Players | Any number |
---|---|
Setup time | Varies |
Playing time | 60 minutes |
Random chance | None |
Skill(s) required | Body weight/Alcohol tolerance |
Power Hour, with its variants Centurion (aka Century Club) and 21 for 21, is a drinking event where player(s) drink a specified number of alcohol shots within one hour. Variants include one shot of beer every minute for an hour or 21 shots within one hour. In the USA, a power hour event is often associated with a person's 21st birthday when they reach the legal drinking age.[1][2]
Contents |
The game's rules appear simple; however, players often have difficulty completing the specified number of drinks as the rate of consumption necessary to win many forms of this game can, depending on the player's weight and other factors, raise their blood alcohol content to high levels.[1][3] The rate of alcohol consumption makes the players intoxicated within a short period of time.[4]
Each shot of beer contains 1.5 fluid ounces (US) (44mL), for a total of 90 fl. oz. (5.63 US pints, 2.66 litres, or 4.68 Imperial units pints) of consumption during the power hour. For purposes of blood alcohol content, this amount of beer is equivalent to 7.5 drinks. In the Centurion variant, beer shots are drunk one per minute for 100 minutes, with a shot size of 35mL, totaling 7.4 US pints (3.5 litres or 6.16 Imperial pints), or 9.9 drinks. There are many difficult variants of Centurion, amongst them are Gladiator and Spartan. Gladiator is 200 shots of beer in 200 minutes, and Spartan is 300 shots in 300 minutes.

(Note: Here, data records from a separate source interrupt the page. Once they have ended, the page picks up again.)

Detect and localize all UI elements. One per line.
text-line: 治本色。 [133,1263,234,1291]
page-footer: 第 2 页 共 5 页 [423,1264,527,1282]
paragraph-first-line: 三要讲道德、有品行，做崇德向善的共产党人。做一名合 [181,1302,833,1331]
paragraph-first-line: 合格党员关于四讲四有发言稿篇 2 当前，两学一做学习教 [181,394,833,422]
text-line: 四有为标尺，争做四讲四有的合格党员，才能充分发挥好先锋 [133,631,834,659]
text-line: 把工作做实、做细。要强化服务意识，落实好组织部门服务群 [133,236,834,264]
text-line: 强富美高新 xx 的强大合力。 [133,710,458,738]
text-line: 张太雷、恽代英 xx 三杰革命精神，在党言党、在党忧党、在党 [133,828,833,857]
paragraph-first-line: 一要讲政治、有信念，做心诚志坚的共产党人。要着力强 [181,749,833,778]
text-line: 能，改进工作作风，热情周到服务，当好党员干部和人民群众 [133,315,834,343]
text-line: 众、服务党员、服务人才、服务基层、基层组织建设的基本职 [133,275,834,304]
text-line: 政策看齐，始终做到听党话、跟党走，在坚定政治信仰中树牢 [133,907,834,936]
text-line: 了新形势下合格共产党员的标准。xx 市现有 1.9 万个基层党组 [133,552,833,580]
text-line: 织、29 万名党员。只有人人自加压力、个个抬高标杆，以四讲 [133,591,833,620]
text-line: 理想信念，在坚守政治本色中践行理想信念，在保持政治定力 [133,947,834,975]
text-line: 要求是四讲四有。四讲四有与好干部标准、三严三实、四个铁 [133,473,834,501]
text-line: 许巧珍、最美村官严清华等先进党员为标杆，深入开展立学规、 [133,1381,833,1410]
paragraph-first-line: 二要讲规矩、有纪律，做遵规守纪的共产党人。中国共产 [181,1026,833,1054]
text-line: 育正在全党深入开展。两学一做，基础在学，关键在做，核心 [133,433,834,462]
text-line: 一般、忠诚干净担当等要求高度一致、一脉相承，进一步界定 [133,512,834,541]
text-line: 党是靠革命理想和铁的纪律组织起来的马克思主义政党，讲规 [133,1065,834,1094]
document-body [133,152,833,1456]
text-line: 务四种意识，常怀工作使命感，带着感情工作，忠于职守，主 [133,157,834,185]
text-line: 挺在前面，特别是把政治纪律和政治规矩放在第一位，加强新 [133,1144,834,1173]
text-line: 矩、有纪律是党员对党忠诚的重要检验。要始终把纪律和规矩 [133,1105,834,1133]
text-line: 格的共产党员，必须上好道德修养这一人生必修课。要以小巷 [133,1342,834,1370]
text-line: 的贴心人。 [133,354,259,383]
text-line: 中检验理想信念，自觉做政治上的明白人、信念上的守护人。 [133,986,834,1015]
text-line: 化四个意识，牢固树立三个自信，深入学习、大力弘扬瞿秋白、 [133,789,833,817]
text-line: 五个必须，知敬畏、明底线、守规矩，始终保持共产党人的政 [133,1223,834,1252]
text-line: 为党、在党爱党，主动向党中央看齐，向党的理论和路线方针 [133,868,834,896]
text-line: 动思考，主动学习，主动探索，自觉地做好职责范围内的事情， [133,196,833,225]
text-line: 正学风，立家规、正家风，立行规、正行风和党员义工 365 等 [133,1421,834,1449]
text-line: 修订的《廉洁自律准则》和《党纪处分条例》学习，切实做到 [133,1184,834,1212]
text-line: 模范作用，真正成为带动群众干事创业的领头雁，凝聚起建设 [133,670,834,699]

In 2010, Steve Roose, who markets a DVD game named "Power Hour", registered a trademark of the same name and soon after began sending cease-and-desist orders to Ali Spagnola, a musician who had released an album also entitled Power Hour.[5][6] Spagnola has announced her intentions to fight the claims, and an intellectual-property professor from the University of Pittsburgh has stated that "if 'Power Hour' is a generic description of 'a drinking game that involves drinking a shot of alcohol each minute for an hour,' then Mr. Roose can't have any trademark rights at all."[5]